Tutto ciò che vediamo intorno a noi, nella sua globalità, appare effettivamente di difficile comprensione. E' qualcosa che pone domande, ma le risposte non sono mai soddisfacenti, né definitive. E sono abbastanza d'accordo con Vincenzo, che condanna per sempre l'uomo curioso nella sua condizione di inappagato, stretto nei limiti della sua stessa natura. La teoria però si presta a qualche obiezione. Vincenzo assegna all'uomo, e quindi anche a sé stesso, capacità limitate, ma pretende di poter fare affermazioni inoppugnabili (la teoria non sembra accettare smentite). Inoltre, pur ammettendo di ignorare la profonda natura dei problemi in esame, ha già deciso che il microbo si trovi in condizioni più sfavorevoli di noi per comprendere le risposte che cerchiamo (e se invece il microcosmo fosse una condizione privilegiata, almeno per quanto riguarda il significato più intimo delle cose?). Voglio perciò tentare di indagare il problema, fin dove è possibile.
Credo che l'immensità dello Spazio e del Tempo non pongano tanto il problema di raggiungerne ogni elemento, quanto di abbracciarne il significato. Si tratta qui di capire se nella mente umana esistono realmente limiti invalicabili alla comprensione della realtà. E voglio allora dividere il problema in tre quesiti separati, in ordine gerarchico, a cui segue la mia opinione.
1) Innanzitutto: la comprensione della realtà, al suo livello più profondo, è riconducibile ai concetti umani di domanda e risposta?
2) Ammettendo che sia così, la mente umana saprebbe comprendere le risposte, se gli arrivassero da qualcuno che le conosce?
3) Infine, nel caso in cui nessuno potesse venire in nostro soccorso, la condizione umana e le leggi fisiche sono adeguate (concedendo alla tecnologia il tempo necessario a fornire gli strumenti adatti) per ottenere con le nostre forze le risposte a tutte le domande?
Il primo quesito è un po' criptico, anche per me che lo pongo.

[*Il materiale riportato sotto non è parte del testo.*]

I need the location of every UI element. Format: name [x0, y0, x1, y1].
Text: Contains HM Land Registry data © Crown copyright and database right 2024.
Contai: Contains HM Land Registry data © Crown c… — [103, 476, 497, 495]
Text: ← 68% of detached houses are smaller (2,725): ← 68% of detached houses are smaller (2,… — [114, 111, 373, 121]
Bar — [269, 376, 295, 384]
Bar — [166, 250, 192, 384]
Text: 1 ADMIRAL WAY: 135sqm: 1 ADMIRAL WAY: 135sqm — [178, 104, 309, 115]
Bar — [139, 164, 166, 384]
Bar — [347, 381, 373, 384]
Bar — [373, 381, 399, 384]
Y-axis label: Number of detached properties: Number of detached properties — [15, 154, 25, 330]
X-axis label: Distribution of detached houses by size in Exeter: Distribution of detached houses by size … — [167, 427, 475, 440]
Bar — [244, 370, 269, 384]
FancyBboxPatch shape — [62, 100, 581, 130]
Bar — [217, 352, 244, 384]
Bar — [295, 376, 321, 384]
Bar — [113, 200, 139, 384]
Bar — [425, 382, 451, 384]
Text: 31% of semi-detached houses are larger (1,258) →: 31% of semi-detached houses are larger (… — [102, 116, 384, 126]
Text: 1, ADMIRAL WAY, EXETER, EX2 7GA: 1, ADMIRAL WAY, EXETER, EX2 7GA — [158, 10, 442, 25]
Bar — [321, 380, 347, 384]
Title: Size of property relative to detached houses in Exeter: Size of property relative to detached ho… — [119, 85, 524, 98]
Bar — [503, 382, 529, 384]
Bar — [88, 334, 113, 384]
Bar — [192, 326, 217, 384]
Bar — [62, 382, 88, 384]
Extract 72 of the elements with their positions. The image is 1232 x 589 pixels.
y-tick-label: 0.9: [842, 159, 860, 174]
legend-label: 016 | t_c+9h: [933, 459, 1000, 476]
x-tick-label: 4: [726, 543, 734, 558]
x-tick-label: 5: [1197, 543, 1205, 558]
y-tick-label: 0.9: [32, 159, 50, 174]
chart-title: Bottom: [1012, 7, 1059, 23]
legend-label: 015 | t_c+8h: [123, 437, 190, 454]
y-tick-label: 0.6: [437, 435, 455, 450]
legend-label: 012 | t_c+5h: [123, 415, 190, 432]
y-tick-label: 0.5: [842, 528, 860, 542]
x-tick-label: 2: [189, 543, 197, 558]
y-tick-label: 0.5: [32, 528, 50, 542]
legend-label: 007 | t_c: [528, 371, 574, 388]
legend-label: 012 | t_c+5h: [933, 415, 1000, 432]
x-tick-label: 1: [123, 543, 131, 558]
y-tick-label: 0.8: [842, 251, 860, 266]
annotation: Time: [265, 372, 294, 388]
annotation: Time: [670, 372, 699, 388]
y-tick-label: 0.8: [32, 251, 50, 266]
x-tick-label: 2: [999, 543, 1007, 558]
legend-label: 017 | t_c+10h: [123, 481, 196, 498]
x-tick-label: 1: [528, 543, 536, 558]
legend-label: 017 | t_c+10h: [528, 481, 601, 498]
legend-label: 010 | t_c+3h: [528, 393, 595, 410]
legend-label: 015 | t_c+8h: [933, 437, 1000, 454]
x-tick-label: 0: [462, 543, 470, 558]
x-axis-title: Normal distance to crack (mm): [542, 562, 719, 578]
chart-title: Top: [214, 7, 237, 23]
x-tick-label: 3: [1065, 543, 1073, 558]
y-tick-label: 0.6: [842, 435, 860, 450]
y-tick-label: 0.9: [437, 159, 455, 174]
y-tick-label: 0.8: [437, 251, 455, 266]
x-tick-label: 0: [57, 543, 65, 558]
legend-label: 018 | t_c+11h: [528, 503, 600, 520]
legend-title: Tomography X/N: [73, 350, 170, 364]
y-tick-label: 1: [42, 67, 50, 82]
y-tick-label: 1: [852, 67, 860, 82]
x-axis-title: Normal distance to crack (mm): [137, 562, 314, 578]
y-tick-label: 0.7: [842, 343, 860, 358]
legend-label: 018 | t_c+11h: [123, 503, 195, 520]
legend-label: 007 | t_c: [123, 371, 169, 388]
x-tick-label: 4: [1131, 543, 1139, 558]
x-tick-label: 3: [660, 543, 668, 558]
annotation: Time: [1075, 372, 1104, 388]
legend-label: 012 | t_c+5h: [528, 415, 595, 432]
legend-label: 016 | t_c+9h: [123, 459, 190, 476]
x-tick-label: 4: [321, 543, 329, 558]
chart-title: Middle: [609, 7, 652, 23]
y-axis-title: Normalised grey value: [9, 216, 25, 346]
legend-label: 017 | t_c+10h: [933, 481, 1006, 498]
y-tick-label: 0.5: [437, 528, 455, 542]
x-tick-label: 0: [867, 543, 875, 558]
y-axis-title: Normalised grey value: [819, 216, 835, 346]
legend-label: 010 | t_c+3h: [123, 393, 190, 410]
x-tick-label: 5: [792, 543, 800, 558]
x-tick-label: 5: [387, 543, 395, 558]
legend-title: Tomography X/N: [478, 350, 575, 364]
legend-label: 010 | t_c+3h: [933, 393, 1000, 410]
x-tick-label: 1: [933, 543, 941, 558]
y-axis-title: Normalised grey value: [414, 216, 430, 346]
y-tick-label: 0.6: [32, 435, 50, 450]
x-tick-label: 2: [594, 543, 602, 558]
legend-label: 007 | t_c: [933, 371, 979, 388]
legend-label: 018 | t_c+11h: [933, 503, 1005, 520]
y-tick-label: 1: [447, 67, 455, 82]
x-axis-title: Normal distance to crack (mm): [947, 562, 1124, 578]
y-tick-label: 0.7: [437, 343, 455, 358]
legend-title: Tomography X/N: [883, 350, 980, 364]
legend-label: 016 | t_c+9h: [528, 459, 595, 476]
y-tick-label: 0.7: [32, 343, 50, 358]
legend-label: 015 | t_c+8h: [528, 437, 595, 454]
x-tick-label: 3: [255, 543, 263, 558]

Poiché siamo in un territorio sconosciuto voglio essere prudente, e non dare per scontato che esistano risposte a tutte le domande. Il concetto stesso di domanda e risposta fa parte della nostra esperienza umana, ma potrebbero esistere ambiti in cui questo approccio non è logico, e non può dare risultati. Io sono però dell'opinione che qualsiasi aspetto della realtà può essere indagato ponendosi domande. E che qualsiasi domanda ha una qualche forma di risposta.
Ammettiamo quindi che le nostre domande abbiano tutte una risposta, che esista chi le conosce e che sia disposto a spiegarle. Saremmo in grado di capirle? Qualche limite effettivamente esiste. Si possono spiegare i colori a chi vede in bianco e nero? La nostra comprensione fa sempre ricorso alle nostre esperienze; per capire la gioia altrui la paragoniamo alla gioia che noi stessi abbiamo provato. L'esperienza comune è facilmente comprensibile; se parliamo invece di qualcosa che ci è estraneo dobbiamo far ricorso all'esperienza più simile, al prezzo di una comprensione più approssimativa. Ad un certo punto l'approssimazione potrebbe essere così grande da avvicinarsi molto alla mancanza di comprensione. Inoltre potrebbero esistere aspetti dell'esistenza, così lontani dalla nostra condizione umana, da essere comprensibili solo trasformandoci in qualcosa che non si può più chiamare essere umano.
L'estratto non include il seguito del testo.